Les biais cognitifs : une « escroquerie » ?

Lecture critique d’un billet très en colère

Le blog Le Serpent à Sornette a récemment publié un texte au titre provocateur : « Les biais cognitifs, cette escroquerie ». L’autrice, docteure en sciences de l’éducation, y dénonce avec une verve pamphlétaire ce qu’elle perçoit comme une illusion collective : les biais cognitifs seraient, selon elle, un concept vide, une imposture intellectuelle maintenue artificiellement par la psychologie expérimentale et recyclée par les vulgarisateurs pour briller sur YouTube.

Sur le très bon travail de Mehdi Moussaïd sur la question (sur sa chaine Fouloscopie), elle trouve simplement à dire :

« sujet très nul, qui plus est traité de façon parfaitement nulle, par un vidéaste-psychologue un peu nul. » en l’accusant de « babillage psycho-bullshit ».

Une charge en règle, donc — mais dont la rhétorique masque un fond profondément fragile.

 

NB : Si la question des biais cognitifs vous intéresse, voici une émission où Pascal Wagner-Egger, chercheur en psychologie sociale, nous en parle.

 

 

1. Une critique fondée sur un malentendu épistémologique

L’autrice commence par affirmer que les biais cognitifs n’existent pas. Son argument : on ne peut pas « trouver un morceau de biais », pas plus qu’on ne peut prélever « un échantillon de climat ». L’intention est claire : rappeler qu’un concept scientifique n’est pas une chose mais un modèle. Pourtant, cette mise au point n’invalide en rien l’existence des phénomènes décrits ; elle confond la nature ontologique du concept avec sa validité scientifique.

De la même façon qu’on n’a jamais observé « le climat » mais seulement des régularités atmosphériques, on n’a jamais vu un « biais cognitif », mais on observe des régularités statistiques de jugement et de décision. Ces régularités, identifiées dès les travaux de Kahneman et Tversky (1974), ont été reproduites et discutées depuis cinquante ans. Les biais cognitifs ne sont donc pas des entités, mais des modèles descriptifs, et personne, dans la littérature sérieuse, ne le conteste.

Le billet commet ainsi une erreur de catégorie : il attaque un usage métaphorique (parfois réifié, c’est vrai) comme s’il s’agissait d’une prétention ontologique. Une confusion entre critique du langage et critique de la théorie.

 

2. Le faux procès de la « rationalité logique »

Deuxième angle d’attaque : selon l’autrice, les psychologues auraient assimilé la rationalité à la logique formelle, et jugeraient « irrationnels » les individus qui ne respectent pas la transitivité ou le principe du tiers exclu. Cette caricature ne résiste pas à la moindre vérification historique.

Depuis Herbert Simon (1955), la psychologie cognitive repose sur le concept de rationalité limitée : les êtres humains n’optimisent pas, ils font du mieux possible avec leurs ressources cognitives.
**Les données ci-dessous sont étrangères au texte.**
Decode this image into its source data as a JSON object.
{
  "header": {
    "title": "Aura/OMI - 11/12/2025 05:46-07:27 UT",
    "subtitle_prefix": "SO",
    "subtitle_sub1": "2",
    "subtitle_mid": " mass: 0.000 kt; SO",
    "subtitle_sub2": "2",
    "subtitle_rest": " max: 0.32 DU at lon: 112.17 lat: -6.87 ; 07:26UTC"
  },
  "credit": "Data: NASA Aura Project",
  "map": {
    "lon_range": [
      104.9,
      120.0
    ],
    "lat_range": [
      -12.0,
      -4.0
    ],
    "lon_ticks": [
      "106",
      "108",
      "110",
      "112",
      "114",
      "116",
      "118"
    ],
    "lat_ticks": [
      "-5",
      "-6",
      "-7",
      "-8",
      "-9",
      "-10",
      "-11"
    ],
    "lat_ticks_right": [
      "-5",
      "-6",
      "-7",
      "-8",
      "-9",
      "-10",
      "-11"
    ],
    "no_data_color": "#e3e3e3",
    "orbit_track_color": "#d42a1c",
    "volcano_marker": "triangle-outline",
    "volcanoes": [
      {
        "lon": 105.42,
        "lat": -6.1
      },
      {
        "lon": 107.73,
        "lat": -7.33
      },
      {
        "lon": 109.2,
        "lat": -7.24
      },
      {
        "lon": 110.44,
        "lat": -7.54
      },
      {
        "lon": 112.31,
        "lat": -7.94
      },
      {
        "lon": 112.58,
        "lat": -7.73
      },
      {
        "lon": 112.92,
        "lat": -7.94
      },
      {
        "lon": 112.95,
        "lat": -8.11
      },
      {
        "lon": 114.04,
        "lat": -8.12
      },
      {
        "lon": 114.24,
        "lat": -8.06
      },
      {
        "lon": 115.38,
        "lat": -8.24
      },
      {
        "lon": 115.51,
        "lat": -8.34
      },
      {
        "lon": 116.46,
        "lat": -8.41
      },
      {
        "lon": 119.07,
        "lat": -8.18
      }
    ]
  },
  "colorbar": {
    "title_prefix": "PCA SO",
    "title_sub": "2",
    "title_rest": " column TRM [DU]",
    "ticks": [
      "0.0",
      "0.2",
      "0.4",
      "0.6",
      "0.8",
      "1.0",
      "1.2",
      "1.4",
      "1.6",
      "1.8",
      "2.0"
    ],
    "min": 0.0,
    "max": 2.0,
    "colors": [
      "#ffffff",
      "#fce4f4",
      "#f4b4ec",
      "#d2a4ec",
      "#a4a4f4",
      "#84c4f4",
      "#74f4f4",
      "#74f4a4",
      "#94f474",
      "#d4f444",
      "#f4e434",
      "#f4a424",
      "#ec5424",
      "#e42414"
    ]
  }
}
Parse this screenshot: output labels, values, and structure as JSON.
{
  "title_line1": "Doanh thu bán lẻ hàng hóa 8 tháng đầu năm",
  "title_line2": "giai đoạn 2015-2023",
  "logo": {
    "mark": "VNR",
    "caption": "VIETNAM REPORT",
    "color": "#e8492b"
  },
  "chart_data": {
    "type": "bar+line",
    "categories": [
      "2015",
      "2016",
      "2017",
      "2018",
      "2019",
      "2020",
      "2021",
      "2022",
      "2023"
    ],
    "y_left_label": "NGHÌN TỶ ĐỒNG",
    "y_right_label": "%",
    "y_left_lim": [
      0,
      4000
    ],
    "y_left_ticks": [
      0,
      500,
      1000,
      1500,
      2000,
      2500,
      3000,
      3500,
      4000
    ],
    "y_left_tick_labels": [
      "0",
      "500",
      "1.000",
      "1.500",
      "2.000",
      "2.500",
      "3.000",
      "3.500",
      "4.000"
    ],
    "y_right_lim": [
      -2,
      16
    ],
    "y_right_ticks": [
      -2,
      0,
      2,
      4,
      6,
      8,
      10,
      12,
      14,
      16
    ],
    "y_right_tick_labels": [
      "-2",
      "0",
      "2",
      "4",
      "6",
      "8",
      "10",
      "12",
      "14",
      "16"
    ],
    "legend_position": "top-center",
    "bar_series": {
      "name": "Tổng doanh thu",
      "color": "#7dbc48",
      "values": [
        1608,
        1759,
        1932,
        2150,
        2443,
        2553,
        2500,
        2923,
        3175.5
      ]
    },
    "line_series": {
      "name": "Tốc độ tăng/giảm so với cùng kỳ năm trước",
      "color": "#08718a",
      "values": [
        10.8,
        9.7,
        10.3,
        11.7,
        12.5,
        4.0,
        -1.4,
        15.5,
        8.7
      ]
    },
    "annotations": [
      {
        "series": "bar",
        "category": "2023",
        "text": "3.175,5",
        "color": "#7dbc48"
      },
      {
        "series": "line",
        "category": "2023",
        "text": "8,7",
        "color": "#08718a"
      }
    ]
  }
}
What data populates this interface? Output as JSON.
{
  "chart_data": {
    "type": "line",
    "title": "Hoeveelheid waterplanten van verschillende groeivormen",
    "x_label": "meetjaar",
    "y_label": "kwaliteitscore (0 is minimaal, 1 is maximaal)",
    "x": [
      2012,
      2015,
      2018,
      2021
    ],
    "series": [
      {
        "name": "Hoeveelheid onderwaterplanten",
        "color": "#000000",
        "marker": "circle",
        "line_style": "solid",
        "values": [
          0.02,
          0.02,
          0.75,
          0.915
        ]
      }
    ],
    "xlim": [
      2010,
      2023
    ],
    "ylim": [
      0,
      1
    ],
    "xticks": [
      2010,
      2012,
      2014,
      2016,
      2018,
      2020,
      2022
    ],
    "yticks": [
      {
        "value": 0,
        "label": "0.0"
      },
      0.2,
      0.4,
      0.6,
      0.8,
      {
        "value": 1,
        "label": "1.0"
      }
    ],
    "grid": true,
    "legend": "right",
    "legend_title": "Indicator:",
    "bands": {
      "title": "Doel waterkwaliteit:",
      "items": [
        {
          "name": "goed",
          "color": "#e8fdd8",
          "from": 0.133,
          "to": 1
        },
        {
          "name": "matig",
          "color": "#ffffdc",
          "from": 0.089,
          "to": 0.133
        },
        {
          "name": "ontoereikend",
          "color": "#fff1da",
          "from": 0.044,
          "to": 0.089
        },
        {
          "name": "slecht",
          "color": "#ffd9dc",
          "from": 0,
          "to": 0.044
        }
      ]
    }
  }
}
Les travaux de Kahneman et Tversky, loin d’imposer une rationalité mathématique, ont cherché à comprendre les écarts entre raisonnement humain et modèles normatifs (utilité attendue, probabilités bayésiennes, etc.). Les débats qui ont suivi — notamment avec Gigerenzer et Todd (1999) — ont précisément contesté la prétention normative des premiers modèles. Autrement dit : la critique que Sornette formule en 2025 est celle que la discipline s’est déjà adressée à elle-même… dans les années 1990.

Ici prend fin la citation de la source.